はじめに

ハードウェアの標準化が進み、ハードウェア価格が劇的に下がったため、情報システムの開発タスクの焦点は著しく変化しました。

以前は、最適化の可能性は主にシステム設計とシステム統合にありました。しかし、今日では、個々の部門の特殊な要求に対するソリューションを作成する方向に焦点が移ってきています。分散情報システムが登場し、これらを統合情報システム インフラストラクチャへ組み込むことが可能になったことにより、企業の組織構成において新しいコスト削減の可能性が生まれました。

以前は、組織構造は制限された機能のみを持つ集中管理ホスト環境を基盤とする場合が多かったため、機能的に分割され、中央で適応されていました。このため、企業は柔軟性に欠けていました。当初は、コンピューター サービスの分散化を進めることによって生まれる新たな可能性を認識し、同時に新しい情報システム アーキテクチャ概念 (たとえば、クライアントとサーバー、ワークフロー管理など) を開発することに注目する人はほとんどいませんでした。

しかし今日では、激しい競争の中で、どの企業にとっても、この可能性が最も強い関心を持つテーマになりました。内部の業務プロセスに焦点を絞った柔軟な構造は、企業にとって重要な競争力になります。しかし、企業が、最適化された情報システム インフラストラクチャによって、相互接続されたプロセスを認識、合理化、およびサポートできるようになるのは、業務プロセスの全体的なビューが利用できる場合のみです。従来の中央集中的なビジネス環境に比べて、このような新しい構造の管理はかなり複雑になっています。このよう問題に対応するには、責任を明確に割り当てること、構造の透過性を最大にすること、すべての企業レベルにおける均質な通信基盤、および定義された業務目標に基づく合理的なプロジェクト管理が必要です。

企業モデリングの手法は、このような複雑な業務を達成できるように企業経営者をサポートします。業務プロセスを分析し、プロジェクトを業務全体の目標に適合させ、合理的な組織構造を最適にサポートする分散された統合システムという形で情報システム インフラストラクチャを使用するためには、企業モデルが不可欠です。

会社の実際の状況をモデリングすること (そして、その過程で、ビジネス全体を調査すること) が、ますます議論の的になっています。使用されるモデリング手法が増えたこととその多様性により、複雑さが増し、混乱を招くようになりました。その結果、開発およびモデリング手法に対して、標準化された概念の枠組み (アーキテクチャ) を定義するための試みが行われました。
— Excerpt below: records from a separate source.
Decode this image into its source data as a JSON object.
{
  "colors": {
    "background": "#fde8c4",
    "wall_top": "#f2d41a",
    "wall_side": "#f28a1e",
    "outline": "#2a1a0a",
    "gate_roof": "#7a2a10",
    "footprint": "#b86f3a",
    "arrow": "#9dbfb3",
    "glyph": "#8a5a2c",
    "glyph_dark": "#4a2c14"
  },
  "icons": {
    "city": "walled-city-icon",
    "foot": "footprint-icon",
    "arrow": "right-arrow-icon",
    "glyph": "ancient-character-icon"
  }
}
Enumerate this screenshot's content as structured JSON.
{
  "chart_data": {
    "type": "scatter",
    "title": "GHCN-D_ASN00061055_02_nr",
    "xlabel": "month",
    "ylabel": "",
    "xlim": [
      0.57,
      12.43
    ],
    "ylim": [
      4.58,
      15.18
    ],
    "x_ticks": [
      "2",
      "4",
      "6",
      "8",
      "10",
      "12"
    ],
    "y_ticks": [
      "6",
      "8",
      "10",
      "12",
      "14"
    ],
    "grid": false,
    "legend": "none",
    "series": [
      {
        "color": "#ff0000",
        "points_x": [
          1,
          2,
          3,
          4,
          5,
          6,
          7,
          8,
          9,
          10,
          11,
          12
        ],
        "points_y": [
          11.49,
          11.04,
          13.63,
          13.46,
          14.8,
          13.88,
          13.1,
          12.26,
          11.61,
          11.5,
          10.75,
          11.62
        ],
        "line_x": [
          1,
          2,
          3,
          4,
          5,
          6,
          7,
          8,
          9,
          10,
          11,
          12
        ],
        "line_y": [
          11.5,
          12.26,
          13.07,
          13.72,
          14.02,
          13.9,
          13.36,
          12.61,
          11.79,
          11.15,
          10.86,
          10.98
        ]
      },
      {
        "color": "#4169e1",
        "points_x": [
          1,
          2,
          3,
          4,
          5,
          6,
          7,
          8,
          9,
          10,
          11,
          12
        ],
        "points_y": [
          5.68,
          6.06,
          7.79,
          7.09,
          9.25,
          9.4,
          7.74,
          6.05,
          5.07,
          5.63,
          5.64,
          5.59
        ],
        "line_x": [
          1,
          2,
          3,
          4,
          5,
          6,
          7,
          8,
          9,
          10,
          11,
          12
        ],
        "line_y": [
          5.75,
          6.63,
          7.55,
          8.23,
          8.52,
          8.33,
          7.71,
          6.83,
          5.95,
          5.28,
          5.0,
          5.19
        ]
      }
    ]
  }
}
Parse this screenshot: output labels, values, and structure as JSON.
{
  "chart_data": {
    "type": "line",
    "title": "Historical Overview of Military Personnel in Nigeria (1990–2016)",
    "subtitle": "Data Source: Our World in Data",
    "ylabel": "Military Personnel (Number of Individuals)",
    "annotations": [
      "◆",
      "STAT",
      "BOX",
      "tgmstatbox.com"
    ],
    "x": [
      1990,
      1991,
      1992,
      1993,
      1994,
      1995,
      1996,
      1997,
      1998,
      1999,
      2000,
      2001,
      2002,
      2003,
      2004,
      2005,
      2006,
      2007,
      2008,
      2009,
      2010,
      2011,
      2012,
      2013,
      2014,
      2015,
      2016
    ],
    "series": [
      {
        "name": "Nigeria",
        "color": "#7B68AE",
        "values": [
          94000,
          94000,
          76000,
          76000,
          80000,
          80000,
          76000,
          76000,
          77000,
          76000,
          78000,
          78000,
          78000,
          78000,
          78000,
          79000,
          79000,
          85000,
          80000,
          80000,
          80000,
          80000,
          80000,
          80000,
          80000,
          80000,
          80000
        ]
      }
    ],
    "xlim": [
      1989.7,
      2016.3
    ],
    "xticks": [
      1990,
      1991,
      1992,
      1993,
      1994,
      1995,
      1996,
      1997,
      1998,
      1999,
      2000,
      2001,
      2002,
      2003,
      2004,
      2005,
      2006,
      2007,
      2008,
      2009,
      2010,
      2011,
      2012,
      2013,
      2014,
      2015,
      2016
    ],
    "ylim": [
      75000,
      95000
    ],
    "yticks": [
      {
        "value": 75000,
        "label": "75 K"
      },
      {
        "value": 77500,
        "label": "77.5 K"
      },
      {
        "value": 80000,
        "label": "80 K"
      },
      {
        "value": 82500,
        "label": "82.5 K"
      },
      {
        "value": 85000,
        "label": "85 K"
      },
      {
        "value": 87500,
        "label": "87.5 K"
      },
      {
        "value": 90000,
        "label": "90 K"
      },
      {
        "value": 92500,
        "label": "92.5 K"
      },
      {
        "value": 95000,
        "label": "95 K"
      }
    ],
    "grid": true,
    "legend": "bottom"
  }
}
ARIS© (Architecture of Integrated Information Systems) はこのようなアーキテクチャの 1 つで、シェアー博士によって開発されました (Scheer 著『Architecture of Integrated Information Systems』(1992 年) 参照)。このアーキテクチャの概念により、手法を評価し、それらの手法をそれぞれの特徴に合わせて組み込むことが可能になります。また、この概念を複雑な開発プロジェクトを方向づけするフレームワークとしても使用できます。これは、統合情報システムの開発に関するプロシージャ モデルが含まれた構成要素によって実現されます。

このタイプのアーキテクチャにより、手法の使用における標準化が自然と導き出されます。このアーキテクチャに基づいて、既存および新規のモデリング手法が統合され、業務プロセスをモデリングする総体的な手法が誕生しました。

さらに、ARIS アーキテクチャは、Software AG の製品構成内の ARIS Designer などの製品が統合します。これらの製品は、業務プロセス リエンジニアリングの観点から、業務プロセスの作成、分析、評価において、コンサルタントおよび企業を支援します。事業部門の関連する業務プロセスの記録とモデル化は、ARIS Designer を使用して行うと便利です。

このマニュアルでは、関連するモデリング手法について紹介します。また、ARIS 製品とこれに提供されるシステム アドオンのすべてを活用するアプローチおよびメソッドについて説明します。このマニュアルは、ツールの使用に関する疑問や問題の対処方法を目的としていない場合も、モデリング手法に取り組むユーザーにとって大変役立つ内容となっています。